L’astuccio cilindrico viene chiuso da ambo i lati da dischetti in cartone. In quello superiore si fa passare la spoletta di ritardo (gr.2 di polvere nera), sotto il suddetto viene inserita la carica di lancio (gr.150 di polvere nera).

L’artificio così confezionato ha un altezza di mm. 300 e un diametro di mm. 105, raggiunge un peso totale di gr. 1900 di cui gr. 1034 di prodotti attivi. L’artifizio suddetto, che ha un potere di elevazione dal suolo di circa 80 metri, viene inserito in un tubo in ferro (mortaio calibro 110 mm.) fissato al suolo.

L’accensione dell’artificio avviene tramite la miccia di accensione, che si attesta sulla spoletta di ritardo, ed è collegata al passafuco che attraversa l’anima dell’involucro, collegandosi alla carica di lancio. Le miscele contenute vengono proiettate verso l’alto ed a termine corsa sprigionano le sostanze esplosive e comburenti, dando vita ad apertura con una serie di dieci piccole detonazioni e colpo finale.

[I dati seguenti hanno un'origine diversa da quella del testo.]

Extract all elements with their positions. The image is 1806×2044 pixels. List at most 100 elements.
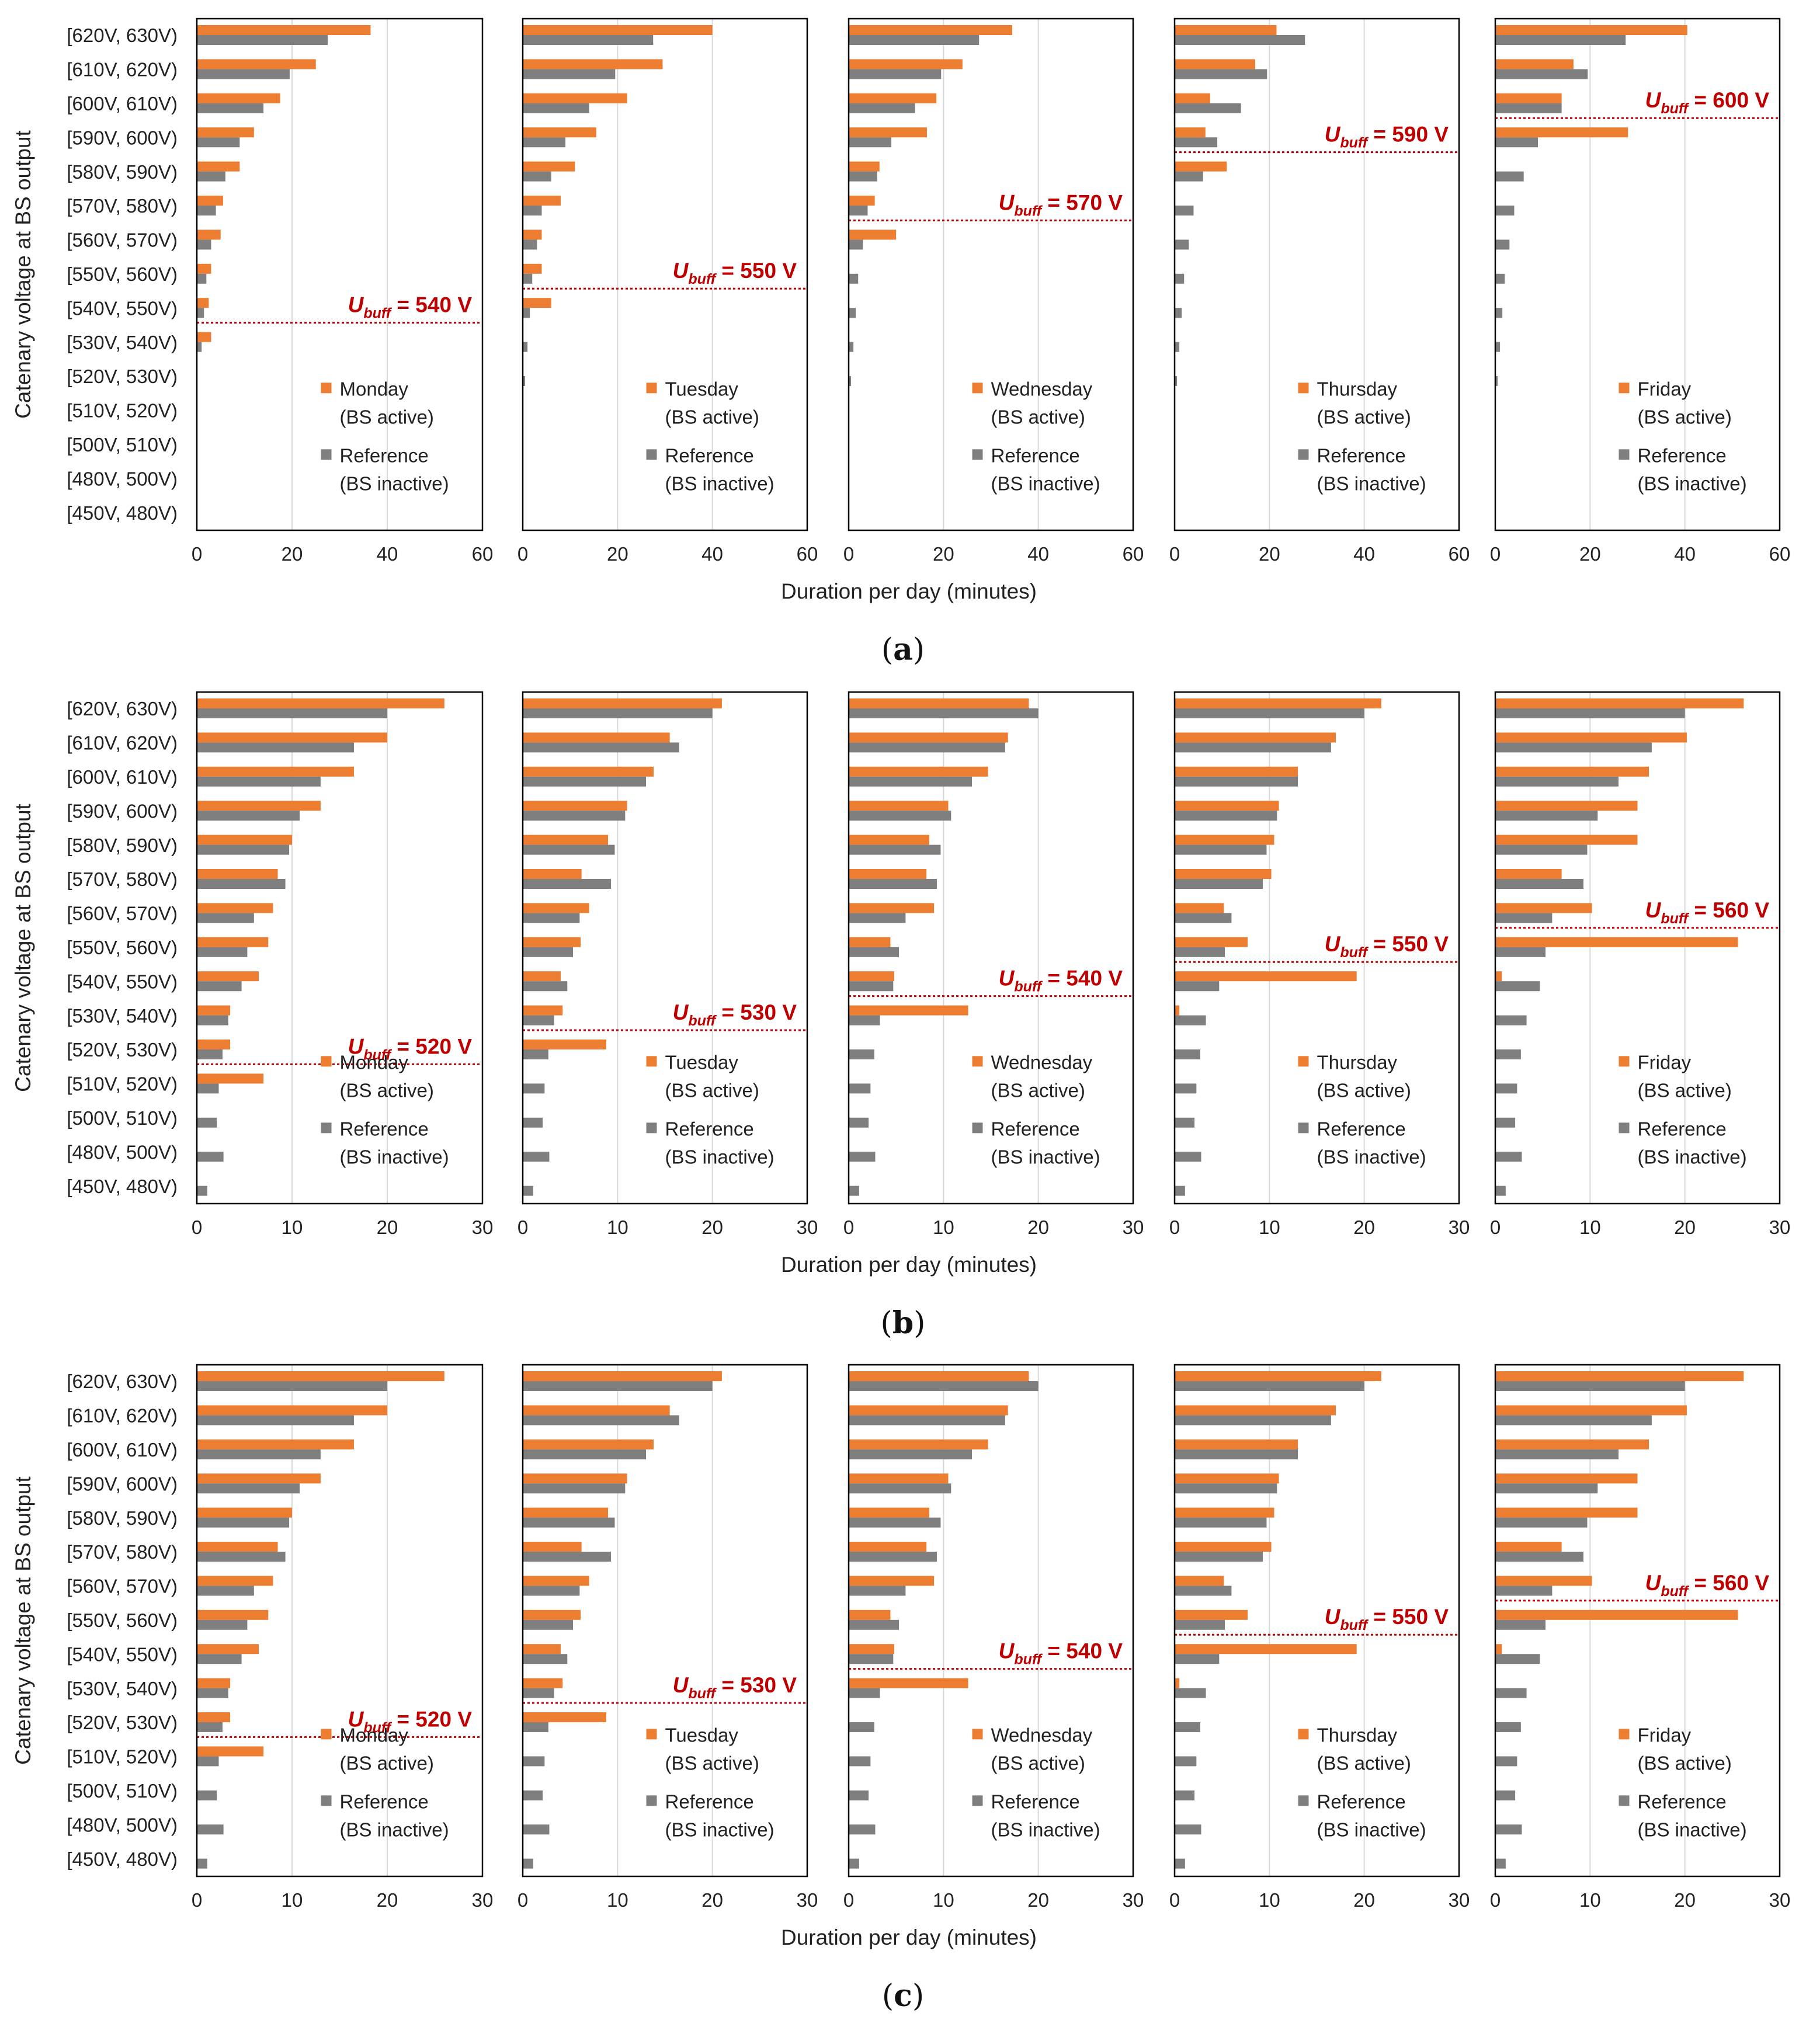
- bar-reference: [523, 1049, 548, 1059]
- bar-reference: [523, 103, 589, 113]
- bar-active: [197, 766, 354, 777]
- ubuff-label: Ubuff = 560 V: [1645, 1571, 1770, 1600]
- bar-active: [523, 1644, 561, 1654]
- subplot-tuesday: Ubuff = 530 V Tuesday (BS active) Reference…: [518, 691, 818, 1238]
- legend-reference-sublabel: (BS inactive): [1317, 1819, 1426, 1840]
- bar-reference: [523, 1083, 545, 1094]
- x-tick-label: 40: [701, 543, 723, 565]
- bar-reference: [1175, 811, 1277, 821]
- y-axis-title: Catenary voltage at BS output: [11, 1476, 35, 1764]
- bar-reference: [849, 844, 941, 855]
- bar-active: [1495, 903, 1592, 913]
- bar-active: [1175, 25, 1277, 35]
- legend-active-label: Thursday: [1317, 1051, 1398, 1073]
- ubuff-label: Ubuff = 520 V: [348, 1034, 473, 1063]
- bar-active: [523, 903, 589, 913]
- x-tick-label: 40: [1674, 543, 1696, 565]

Nei disegni e nei grafici allegati sono riportate in dettaglio le misure dell’artificio ed i quantitativi con le relative percentuali delle miscele in esso contenuto, riferiti all’intero artificio. Le stesse percentuali hanno una tolleranza del ± 0,5%.

Ciò premesso, in relazione alle caratteristiche strutturali del predetto artificio, si ritiene che lo stesso debba essere classificato nella IV categoria dell’allegato "A" al Regolamento per l’esecuzione del Testo Unico delle Leggi di Pubblica Sicurezza.